MapJoin意味着只使用map执行join操作,而不使用reduce作业。MapJoin语句会将小表的所有数据读取到内存中,然后广播到所有map中。在map阶段,通过比较大表和小表中的每一行数据与join条件来执行join操作。由于不需要reduce,这种类型的join通常会有更好的性能表现。在Hive的新版本中,如果可能,Hive会在运行时自动将join转换为MapJoin。用户也可以通过提供一个join提示标记 /*+ MAPJOIN(table_name) */ 手动指定广播表。此外,MapJoin可以用于unequal join来提高性能。因为MapJoin 和 WHERE语句都在map阶段执行。下面是一个在CROSS JOIN中使用Mapjoin的例子:
SELECT /*+ MAPJOIN(employee) */ emp.name, emph.sin_number
FROM employee emp
CROSS JOIN employee_hr emph WHERE emp.name <> emph.name;
+-----------+------------------+
| emp.name | emph.sin_number |
+-----------+------------------+
| Michael | 527-948-090 |
| Michael | 647-968-598 |
| Michael | 577-928-094 |
| Will | 547-968-091 |
| Will | 647-968-598 |
| Will | 577-928-094 |
| Shelley | 547-968-091 |
| Shelley | 527-948-090 |
| Shelley | 647-968-598 |
| Shelley | 577-928-094 |
| Lucy | 547-968-091 |
| Lucy | 527-948-090 |
| Lucy | 647-968-598 |
+-----------+------------------+
Mapjoin的使用有以下的限制:
Bucket MapJoin是MapJoin的一种特殊类型,它可以使用bucket字段(建表时由CLUSTERED BY指定的字段)作为join的条件。相比常规Mapjoin需要获取整个表,Bucket Mapjoin只需要获取请求的bucket数据。要使用Bucket Mapjoin,需要启用一些设置,以确保bucket数是彼此的倍数。如果join的2个表使用相同的bucket数进行排序和分桶,则会执行一个sort-merge join,而不是在内存中缓存所有小表。

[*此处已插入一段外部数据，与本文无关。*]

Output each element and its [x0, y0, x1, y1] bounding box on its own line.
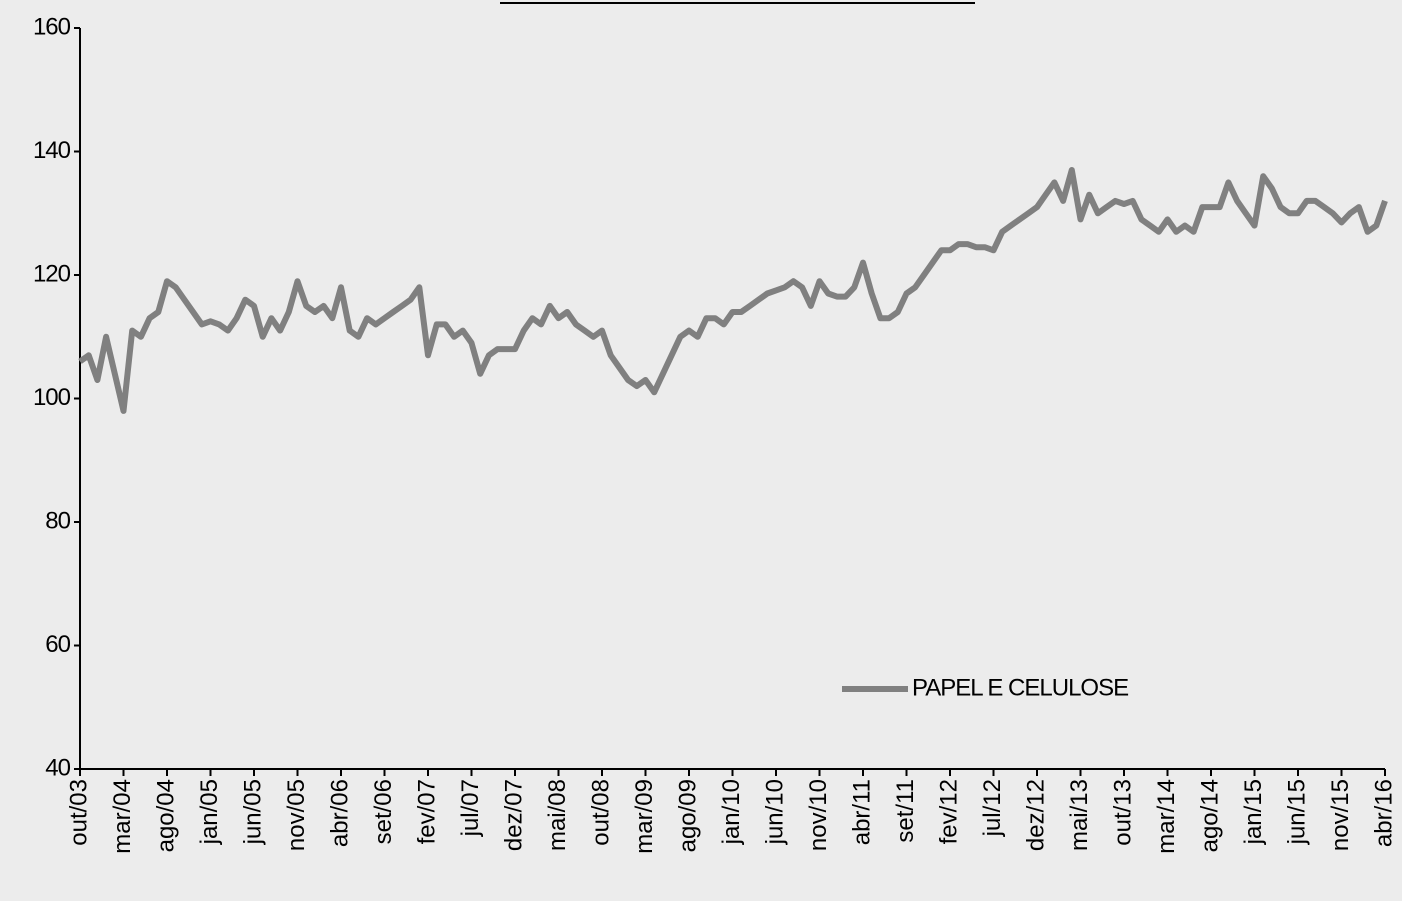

> SET hive.optimize.bucketmapjoin = true;
> SET hive.optimize.bucketmapjoin.sortedmerge = true;
> SET hive.input.format = org.apache.hadoop.hive.ql.io.BucketizedHiveInputFormat;
此外,LEFT SEMI JOIN也是MapJoin的一类。它与Hive 0.13.0 之后使用IN/EXISTS的子查询是一样的。但建议用户不要使用这种方式,毕竟这不是标准的SQL。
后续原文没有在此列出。